Moreover, there is nothing in the record suggesting clear error by the trial court in adopting the Norwest Mortgage valuation of the homestead. See Hertz v. Hertz, 304 Minn. 144, 145, 229 N.W.2d 42, 44 (1975) (noting that an appellate court will not reverse a trial court's valuation of an asset unless it is "clearly erroneous on the record as a whole").
3. The Amount of the Marital Lien
A district court's findings regarding the intended meaning of an ambiguous judgment should not be reversed unless it is clearly erroneous. Empire State Bank v. Devereaux, 402 N.W.2d 584, 587 (Minn. App. 1987).
The judgment and decree provides for "[t]he payment of all encumbrances" on the homestead, with the remaining balance to be "divided equally between the parties." Sometime after the divorce, but before the home was appraised by Norwest, respondent secured a home equity loan of $18,500. She used this money for capital improvements on the homestead. Finding that the appraised value of the home "took into consideration the home improvements," the trial court deducted the amount necessary to pay off this encumbrance from the appraised value of the homestead before determining appellant's share of the homestead's value.

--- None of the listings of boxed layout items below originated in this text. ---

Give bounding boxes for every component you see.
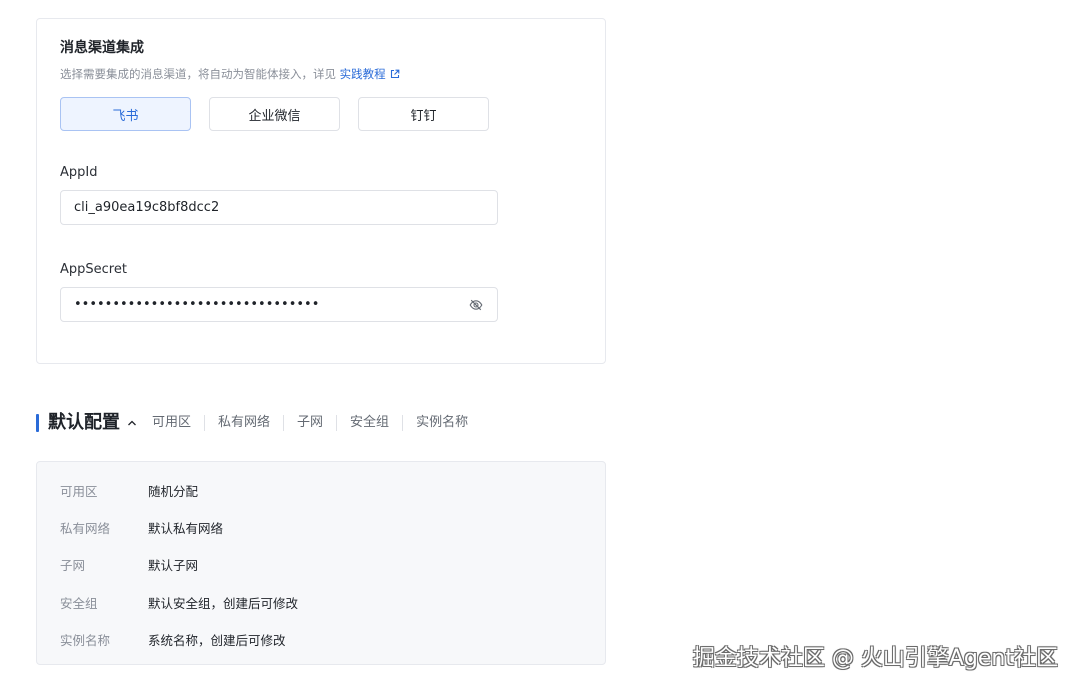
app-id-field[interactable]: cli_a90ea19c8bf8dcc2 (60, 190, 498, 225)
config-value: 默认私有网络 (148, 520, 224, 536)
card-description-text: 选择需要集成的消息渠道，将自动为智能体接入，详见 (60, 67, 336, 81)
app-secret-field[interactable]: •••••••••••••••••••••••••••••••• (60, 287, 498, 322)
tab-wecom[interactable]: 企业微信 (209, 97, 340, 131)
app-id-value: cli_a90ea19c8bf8dcc2 (74, 200, 220, 215)
channel-integration-card: 消息渠道集成 选择需要集成的消息渠道，将自动为智能体接入，详见 实践教程 飞书 … (36, 18, 606, 364)
section-title: 默认配置 (48, 412, 120, 433)
tab-wecom-label: 企业微信 (248, 108, 301, 124)
summary-item-instance-name: 实例名称 (402, 415, 481, 431)
config-row: 子网 默认子网 (60, 555, 198, 573)
config-key: 私有网络 (60, 520, 111, 536)
card-title: 消息渠道集成 (60, 40, 144, 56)
section-accent-bar (36, 414, 39, 432)
watermark: 掘金技术社区 @ 火山引擎Agent社区 (692, 646, 1058, 671)
tab-feishu-label: 飞书 (112, 108, 139, 124)
tab-feishu[interactable]: 飞书 (60, 97, 191, 131)
config-value: 默认安全组，创建后可修改 (148, 595, 299, 611)
summary-item-zone: 可用区 (152, 415, 192, 430)
config-row: 实例名称 系统名称，创建后可修改 (60, 630, 286, 648)
summary-item-security-group: 安全组 (336, 415, 402, 431)
tutorial-link-label: 实践教程 (339, 67, 386, 81)
config-value: 系统名称，创建后可修改 (148, 632, 286, 648)
eye-off-icon[interactable] (468, 297, 484, 313)
default-config-header: 默认配置 可用区 私有网络 子网 安全组 实例名称 (36, 410, 481, 436)
app-secret-value: •••••••••••••••••••••••••••••••• (74, 297, 320, 312)
tutorial-link[interactable]: 实践教程 (340, 67, 400, 81)
config-value: 随机分配 (148, 483, 199, 499)
summary-item-subnet: 子网 (283, 415, 336, 431)
summary-item-vpc: 私有网络 (204, 415, 283, 431)
config-key: 子网 (60, 557, 86, 573)
chevron-up-icon[interactable] (126, 417, 138, 429)
config-key: 可用区 (60, 483, 98, 499)
config-key: 安全组 (60, 595, 98, 611)
config-row: 私有网络 默认私有网络 (60, 518, 223, 536)
tab-dingtalk[interactable]: 钉钉 (358, 97, 489, 131)
config-key: 实例名称 (60, 632, 111, 648)
default-config-table: 可用区 随机分配 私有网络 默认私有网络 子网 默认子网 安全组 默认安全组，创… (36, 461, 606, 665)
card-description: 选择需要集成的消息渠道，将自动为智能体接入，详见 实践教程 (60, 66, 400, 82)
app-id-label: AppId (60, 165, 98, 180)
config-row: 安全组 默认安全组，创建后可修改 (60, 593, 298, 611)
config-value: 默认子网 (148, 557, 199, 573)
external-link-icon (390, 67, 400, 79)
config-row: 可用区 随机分配 (60, 481, 198, 499)
channel-tabs: 飞书 企业微信 钉钉 (60, 97, 489, 131)
tab-dingtalk-label: 钉钉 (410, 108, 437, 124)
app-secret-label: AppSecret (60, 262, 127, 277)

Appellant does not dispute that the money was used for home improvement purposes. But appellant contends that the trial court erred by deducting the amount of this second mortgage because doing so "is clearly contrary to the intent of the Trial Court at the time of the Judgment and Decree." Appellant argues that the decree language providing for "[t]he payment of all encumbrances" meant only payment of the mortgage in place at the time of the judgment and decree.
But appellant's argument fails for two reasons. First, the language of the judgment could not be more clear, it calls for "[t]he payment of all encumbrances" and there is no evidence that the intent of the trial court at the time of the dissolution was the payment of only the existing mortgage.
Secondly, although appellant contends that respondent could theoretically "encumber all of the equity in the home, thereby depriving Appellant of substantially all of his interest," that is simply not the case here. Respondent did not use the loan proceeds for non-homestead related expenses. The entire $18,500, plus an additional $1,346 paid by respondent, was used for home improvements. Therefore, appellant benefited from the loan because the appraised value of the property is directly related to the condition of, and improvements made to, the property prior to the appraisal. The trial court did not err in subtracting the pay-off amount of the loan before determining appellant's share of the home's value.
[*] Retired judge of the district court, serving as judge of the Minnesota Court of Appeals by appointment pursuant to Minn. Const. art. VI, § 10.